Jahrzehntelange kulturelle, moralische und soziale Annäherung an die Linke hat somit in allen Aspekten des Lebens der Menschen eine künstliche Disharmonie geschaffen, eine Künstlichkeit, die extrem kostspielig ist und die die verletzte Gesellschaft nun abschütteln und ablehnen will: moralisch durch die Verteidigung traditioneller Werte, die ihre eigenen sind und die die Linke zu pervertieren versucht hat; politisch durch die Verteidigung der Rechte, die ideologische Arroganz zum Vorteil der zentralen politischen Macht an sich zu reißen versucht hat; kulturell durch die Bekräftigung ihrer Identitäten, vor allem ihrer historischen Identität, die so „revidiert“, befleckt und in Frage gestellt wurden; und schließlich wirtschaftlich durch ihre Geldbörsen, die, wie bei allen zentralisierten Projekten der Geschichte, sei es als Folge unmoralischer Steuerplünderung, unnötiger Bürokratie oder schlichter ideologischer Tagträume, ausnahmslos leerer waren.

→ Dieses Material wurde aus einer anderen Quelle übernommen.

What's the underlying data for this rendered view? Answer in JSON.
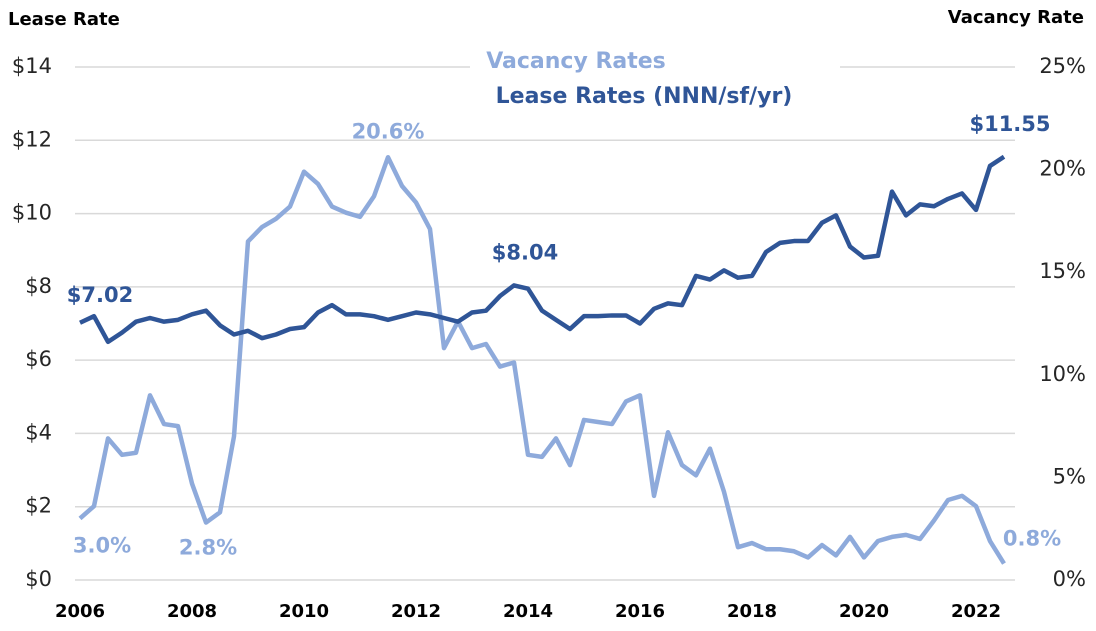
{
  "chart_data": {
    "type": "line",
    "y_axis_label": "Lease Rate",
    "y2_axis_label": "Vacancy Rate",
    "x": [
      2006,
      2006.25,
      2006.5,
      2006.75,
      2007,
      2007.25,
      2007.5,
      2007.75,
      2008,
      2008.25,
      2008.5,
      2008.75,
      2009,
      2009.25,
      2009.5,
      2009.75,
      2010,
      2010.25,
      2010.5,
      2010.75,
      2011,
      2011.25,
      2011.5,
      2011.75,
      2012,
      2012.25,
      2012.5,
      2012.75,
      2013,
      2013.25,
      2013.5,
      2013.75,
      2014,
      2014.25,
      2014.5,
      2014.75,
      2015,
      2015.25,
      2015.5,
      2015.75,
      2016,
      2016.25,
      2016.5,
      2016.75,
      2017,
      2017.25,
      2017.5,
      2017.75,
      2018,
      2018.25,
      2018.5,
      2018.75,
      2019,
      2019.25,
      2019.5,
      2019.75,
      2020,
      2020.25,
      2020.5,
      2020.75,
      2021,
      2021.25,
      2021.5,
      2021.75,
      2022,
      2022.25,
      2022.5
    ],
    "xlim": [
      2006,
      2023
    ],
    "xticks": [
      2006,
      2008,
      2010,
      2012,
      2014,
      2016,
      2018,
      2020,
      2022
    ],
    "ylim": [
      0,
      14
    ],
    "yticks": [
      {
        "value": 0,
        "label": "$0"
      },
      {
        "value": 2,
        "label": "$2"
      },
      {
        "value": 4,
        "label": "$4"
      },
      {
        "value": 6,
        "label": "$6"
      },
      {
        "value": 8,
        "label": "$8"
      },
      {
        "value": 10,
        "label": "$10"
      },
      {
        "value": 12,
        "label": "$12"
      },
      {
        "value": 14,
        "label": "$14"
      }
    ],
    "y2lim": [
      0,
      25
    ],
    "y2ticks": [
      {
        "value": 0,
        "label": "0%"
      },
      {
        "value": 5,
        "label": "5%"
      },
      {
        "value": 10,
        "label": "10%"
      },
      {
        "value": 15,
        "label": "15%"
      },
      {
        "value": 20,
        "label": "20%"
      },
      {
        "value": 25,
        "label": "25%"
      }
    ],
    "grid": true,
    "series": [
      {
        "name": "Vacancy Rates",
        "color": "#8eaadb",
        "axis": "y2",
        "values": [
          3.0,
          3.6,
          6.9,
          6.1,
          6.2,
          9.0,
          7.6,
          7.5,
          4.7,
          2.8,
          3.3,
          7.0,
          16.5,
          17.2,
          17.6,
          18.2,
          19.9,
          19.3,
          18.2,
          17.9,
          17.7,
          18.7,
          20.6,
          19.2,
          18.4,
          17.1,
          11.3,
          12.6,
          11.3,
          11.5,
          10.4,
          10.6,
          6.1,
          6.0,
          6.9,
          5.6,
          7.8,
          7.7,
          7.6,
          8.7,
          9.0,
          4.1,
          7.2,
          5.6,
          5.1,
          6.4,
          4.3,
          1.6,
          1.8,
          1.5,
          1.5,
          1.4,
          1.1,
          1.7,
          1.2,
          2.1,
          1.1,
          1.9,
          2.1,
          2.2,
          2.0,
          2.9,
          3.9,
          4.1,
          3.6,
          1.9,
          0.8
        ],
        "value_labels": [
          "3.0%",
          null,
          null,
          null,
          null,
          null,
          null,
          null,
          null,
          "2.8%",
          null,
          null,
          null,
          null,
          null,
          null,
          null,
          null,
          null,
          null,
          null,
          null,
          "20.6%",
          null,
          null,
          null,
          null,
          null,
          null,
          null,
          null,
          null,
          null,
          null,
          null,
          null,
          null,
          null,
          null,
          null,
          null,
          null,
          null,
          null,
          null,
          null,
          null,
          null,
          null,
          null,
          null,
          null,
          null,
          null,
          null,
          null,
          null,
          null,
          null,
          null,
          null,
          null,
          null,
          null,
          null,
          null,
          "0.8%"
        ]
      },
      {
        "name": "Lease Rates (NNN/sf/yr)",
        "color": "#2f5597",
        "axis": "y",
        "values": [
          7.02,
          7.2,
          6.5,
          6.75,
          7.05,
          7.15,
          7.05,
          7.1,
          7.25,
          7.35,
          6.95,
          6.7,
          6.8,
          6.6,
          6.7,
          6.85,
          6.9,
          7.3,
          7.5,
          7.25,
          7.25,
          7.2,
          7.1,
          7.2,
          7.3,
          7.25,
          7.15,
          7.05,
          7.3,
          7.35,
          7.75,
          8.04,
          7.95,
          7.35,
          7.1,
          6.85,
          7.2,
          7.2,
          7.22,
          7.22,
          7.0,
          7.4,
          7.55,
          7.5,
          8.3,
          8.2,
          8.45,
          8.25,
          8.3,
          8.95,
          9.2,
          9.25,
          9.25,
          9.75,
          9.95,
          9.1,
          8.8,
          8.85,
          10.6,
          9.95,
          10.25,
          10.2,
          10.4,
          10.55,
          10.1,
          11.3,
          11.55
        ],
        "value_labels": [
          "$7.02",
          null,
          null,
          null,
          null,
          null,
          null,
          null,
          null,
          null,
          null,
          null,
          null,
          null,
          null,
          null,
          null,
          null,
          null,
          null,
          null,
          null,
          null,
          null,
          null,
          null,
          null,
          null,
          null,
          null,
          null,
          "$8.04",
          null,
          null,
          null,
          null,
          null,
          null,
          null,
          null,
          null,
          null,
          null,
          null,
          null,
          null,
          null,
          null,
          null,
          null,
          null,
          null,
          null,
          null,
          null,
          null,
          null,
          null,
          null,
          null,
          null,
          null,
          null,
          null,
          null,
          null,
          "$11.55"
        ]
      }
    ]
  }
}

Was diesen enormen politischen Wandel letztlich antreibt, ist der brennende Wunsch, Zivilisation, Kultur, Werte und Freiheit wiederzuerlangen, die in den letzten Jahrzehnten durch einen vagen, wenn auch langsamen, heimlichen, aber nicht weniger revolutionären Versuch zu pervertieren, wenn nicht gar zu zerstören versucht wurden. Kurz gesagt, deshalb ist die politische Reaktion, die im gesamten Westen spürbar ist, so heftig – sie ist viel mehr als nur eine politische Bewegung, sie stellt die rohe Kraft einer kulturellen, zivilisatorischen Konterrevolution dar, einer Gravitationsbewegung des gesamten Westens von dem Punkt, an dem er künstlich zurück an seinen natürlichen Platz gezerrt wurde.